There will be more work to be done along this line of research.
I have worked on characterization and acceleration of many emerging workloads on commodity hardware, which drives my work on customizable computing. For example, during my PhD, we parallelized a typical image retrieval algorithm called SURF on commodity multicore CPU and GPU, where the GPU achieved 46x speedup over a single-core CPU [ISPASS 2011]. We also worked on the FPGA acceleration of the widely used CNN (convolutional neural network) algorithm, and implemented the Caffeine FPGA engine [ICCAD 2016, TCAD 2018] for the industry-standard machine learning framework Caffe. It achieved 1.46 TOPS for the 8-bit convolution layers and 100x speedup for the fully connected layers, and saved 5.7x energy over a high-end NVidia GPU. The Caffeine paper now has over 300 citations based on Google Scholar, and receives 2019 IEEE CEDA Donald O. Pederson Best Paper Award.
Recently, we work on profiling and understanding computational genomics, which was nominated as an ISPASS 2018 best paper candidate. We also proposed both scale-out and scale-up solutions to accelerate the DNA sequencing pipeline using customized datacenters [HotCloud 2016], and proposed the AIM architecture for near-memory acceleration [MEMSYS 2017]. Moreover, we accelerated the genome compression algorithm on the Intel-Altera HARPv2 server and achieved a record 12.8GB/s compression throughput [FCCM 2018].
There will be more work to be done along this line of research.
To mitigate the memory wall on today’s multicore and many-core systems, hardware-based data prefetching has been used extensively. Software prefetching using compiler techniques is still lagging behind, in particular, for more sophisticated multilevel cache hierarchies on multicore and many-core systems such as Intel’s Xeon Phi and Sandy Bridge.
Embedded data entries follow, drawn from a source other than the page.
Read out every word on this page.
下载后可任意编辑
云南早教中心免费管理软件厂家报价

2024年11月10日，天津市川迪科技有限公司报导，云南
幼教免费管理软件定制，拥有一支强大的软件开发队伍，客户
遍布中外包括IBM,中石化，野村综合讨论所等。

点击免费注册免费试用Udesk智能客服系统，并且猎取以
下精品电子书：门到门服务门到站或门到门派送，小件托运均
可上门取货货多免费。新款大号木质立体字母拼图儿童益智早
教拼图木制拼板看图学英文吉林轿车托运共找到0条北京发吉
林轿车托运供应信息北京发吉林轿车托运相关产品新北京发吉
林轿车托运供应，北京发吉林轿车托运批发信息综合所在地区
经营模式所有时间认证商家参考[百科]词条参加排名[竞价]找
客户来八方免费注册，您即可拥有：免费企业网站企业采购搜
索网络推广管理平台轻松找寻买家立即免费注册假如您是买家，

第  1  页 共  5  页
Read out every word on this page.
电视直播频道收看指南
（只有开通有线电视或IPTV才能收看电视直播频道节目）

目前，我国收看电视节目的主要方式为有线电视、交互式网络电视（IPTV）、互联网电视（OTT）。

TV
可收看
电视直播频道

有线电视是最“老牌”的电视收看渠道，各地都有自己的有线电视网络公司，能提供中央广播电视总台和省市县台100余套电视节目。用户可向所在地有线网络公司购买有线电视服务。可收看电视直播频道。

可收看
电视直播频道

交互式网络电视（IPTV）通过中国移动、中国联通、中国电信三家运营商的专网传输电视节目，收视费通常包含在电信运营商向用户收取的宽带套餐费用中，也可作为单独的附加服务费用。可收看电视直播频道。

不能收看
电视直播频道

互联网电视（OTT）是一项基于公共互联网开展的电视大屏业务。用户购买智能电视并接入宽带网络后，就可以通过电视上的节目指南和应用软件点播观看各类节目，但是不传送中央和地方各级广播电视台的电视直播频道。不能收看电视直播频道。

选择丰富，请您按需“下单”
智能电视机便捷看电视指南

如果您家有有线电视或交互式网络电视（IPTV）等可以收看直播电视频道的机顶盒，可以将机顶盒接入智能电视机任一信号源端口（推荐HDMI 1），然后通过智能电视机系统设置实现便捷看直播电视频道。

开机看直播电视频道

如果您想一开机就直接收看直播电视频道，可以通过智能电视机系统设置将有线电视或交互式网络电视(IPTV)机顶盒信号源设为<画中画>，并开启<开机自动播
In this project, I first proposed a novel micro-benchmarking methodology [TACO 2015] based on short elapsed-time events to uncover relevant microarchitectural details unpublished by vendors. Based on this, I proposed a coordinated multi-stage data prefetching algorithm [ICS 2014] between multilevel caches and between software and hardware prefetching in the ROSE compiler, which achieved a 1.5X average speedup on top of Xeon Phi’s hardware prefetchers for a variety of memory-intensive benchmarks.
Cycle-accurate multicore simulators are extremely useful tools in architecture research and performance tuning. To support new architecture features, more accuracy or faster simulation speed, a number of new Functional Models (FM, executing OS and applications) and Timing Models (TM, modeling detailed microarchitecture) have been proposed. However, how to easily integrate these new powerful models together and how to achieve a reasonable simulation speed still remain challenging. To ease the process of extending new FMs or TMs, and to enable efficient parallel simulation and sampling techniques for faster multicore simulation, I proposed a loosely coupled FM-driven multicore simulator framework called Transformer [DAC 2012]. To speed up the simulation, I proposed a multilevel repetitive program phase analysis (MLPA) method [LCTES 2012]. MLPA combines both coarse-grained (at outer loops) and fine-grained (at inner loops) phase analysis, and achieves a 14X speedup over the widely used SimPoint sampling simulation technique.